Garcia — the “owner’s representative” — monitored the projects and approved payment requests.
Agua SUD agreed to pay Garcia 3% of the total amount, according to the contract, which the utility district released under the Public Information Act.
Garcia didn’t respond to requests for comment.
Ecolectrics is a “full-scale distributor of selected brands of solar panels, inverters and mounting systems,” according to the company’s website, which lists an office in Austin.
The company was founded in California during 2008. It expanded to Texas in 2016.
Ecolectrics worked on solar projects for La Joya ISD, Agua SUD and the city of Mercedes, according to the company’s website.
Peñitas didn’t make any payments to Ecolectrics, according to documents released by the city.
Documents filed with the Secretary of State’s Office list Chirag Patel of Austin as the company’s registered agent.
The company didn’t respond to requests for comment.
Regional Concrete Services LLC
Regional Concrete Services LLC is owned by Juan Jose Garcia of Peñitas, according to documents filed with the Secretary of State’s Office.

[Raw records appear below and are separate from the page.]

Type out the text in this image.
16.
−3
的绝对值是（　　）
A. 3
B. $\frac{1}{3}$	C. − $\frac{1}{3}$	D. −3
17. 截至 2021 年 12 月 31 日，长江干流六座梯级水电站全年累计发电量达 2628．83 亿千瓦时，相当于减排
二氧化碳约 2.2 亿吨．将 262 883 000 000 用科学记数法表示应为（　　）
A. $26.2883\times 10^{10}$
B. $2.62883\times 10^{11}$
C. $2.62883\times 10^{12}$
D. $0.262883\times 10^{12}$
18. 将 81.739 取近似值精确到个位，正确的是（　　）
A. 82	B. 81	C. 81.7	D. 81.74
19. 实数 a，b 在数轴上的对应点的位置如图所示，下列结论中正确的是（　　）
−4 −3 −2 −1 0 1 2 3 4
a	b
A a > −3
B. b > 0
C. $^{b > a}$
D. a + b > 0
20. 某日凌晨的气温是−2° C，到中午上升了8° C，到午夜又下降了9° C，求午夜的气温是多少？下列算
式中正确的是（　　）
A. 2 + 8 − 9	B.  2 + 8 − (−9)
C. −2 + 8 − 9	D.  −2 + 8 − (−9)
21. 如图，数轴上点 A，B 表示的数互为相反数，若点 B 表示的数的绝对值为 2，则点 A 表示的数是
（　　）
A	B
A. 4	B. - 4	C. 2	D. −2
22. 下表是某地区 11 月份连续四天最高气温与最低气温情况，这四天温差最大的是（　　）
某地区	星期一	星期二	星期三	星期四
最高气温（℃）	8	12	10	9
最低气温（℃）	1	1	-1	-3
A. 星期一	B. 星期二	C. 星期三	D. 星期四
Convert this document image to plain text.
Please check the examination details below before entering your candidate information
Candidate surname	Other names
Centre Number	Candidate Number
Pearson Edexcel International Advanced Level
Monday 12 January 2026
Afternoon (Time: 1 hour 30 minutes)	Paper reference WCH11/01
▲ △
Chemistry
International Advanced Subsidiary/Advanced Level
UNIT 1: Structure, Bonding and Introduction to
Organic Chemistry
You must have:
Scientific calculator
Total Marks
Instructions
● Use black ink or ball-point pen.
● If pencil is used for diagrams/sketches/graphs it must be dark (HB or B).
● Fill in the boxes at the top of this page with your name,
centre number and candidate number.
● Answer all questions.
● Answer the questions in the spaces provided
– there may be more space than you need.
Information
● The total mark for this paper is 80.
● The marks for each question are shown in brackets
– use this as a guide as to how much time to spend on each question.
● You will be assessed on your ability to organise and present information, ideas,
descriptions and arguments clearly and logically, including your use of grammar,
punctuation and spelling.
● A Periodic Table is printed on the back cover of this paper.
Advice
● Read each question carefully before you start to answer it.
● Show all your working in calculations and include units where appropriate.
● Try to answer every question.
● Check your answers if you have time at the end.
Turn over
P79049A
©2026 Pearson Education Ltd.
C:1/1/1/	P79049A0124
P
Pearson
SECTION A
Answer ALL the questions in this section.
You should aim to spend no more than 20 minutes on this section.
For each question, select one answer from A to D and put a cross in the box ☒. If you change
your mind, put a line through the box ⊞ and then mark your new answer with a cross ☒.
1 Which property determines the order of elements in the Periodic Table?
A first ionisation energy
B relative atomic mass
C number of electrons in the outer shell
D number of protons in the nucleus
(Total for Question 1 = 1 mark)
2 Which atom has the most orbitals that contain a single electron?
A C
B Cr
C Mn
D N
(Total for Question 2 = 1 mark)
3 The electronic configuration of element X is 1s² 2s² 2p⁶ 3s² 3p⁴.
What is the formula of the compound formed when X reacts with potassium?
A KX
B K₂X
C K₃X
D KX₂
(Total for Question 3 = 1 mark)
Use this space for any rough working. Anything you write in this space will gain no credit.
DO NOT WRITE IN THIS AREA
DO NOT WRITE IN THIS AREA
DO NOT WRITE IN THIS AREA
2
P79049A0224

He also owned Regional Concrete Company, which shut down in 2017.
Regional Concrete Company advertised “Stamped & Decorative Stained Concrete Services” on Facebook and shared photos of projects throughout South Texas. It also shared photos that promoted Peñitas Mayor Rigo Lopez’s re-election campaign.
Peñitas paid nearly $18,000 to Regional Concrete Services from 2017 to 2021, according to documents released by the city.
The phone number listed on corporate paperwork is disconnected.
The subpoena requested city audits for the 2016, 2017, 2018, 2019 and 2020 fiscal years. Peñitas, though, never completed the 2018, 2019 and 2020 audits.
After the city switched accountants, Peñitas discovered problems with the 2016 audit, City Manager Omar Romero said in an April 2021 interview. That caused problems with audits for the next four fiscal years.
Reinvestment Zone #1 Records
Peñitas created Reinvestment Zone #1 in November 2004 to spur development. It’s sometimes called the “TIRZ,” which is an acronym for tax increment reinvestment zone.
The subpoena requested all City Council meeting minutes “approving the appointment of any individual to serve as a director on the Board of Directors of Reinvestment Zone Number One, City of Peñitas, Texas from January 1, 2017 through May 18, 2021.”
The subpoena requested “all COVID-19 grant reviewer contracts and contract drafts between the City of Peñitas and any individual or entity.”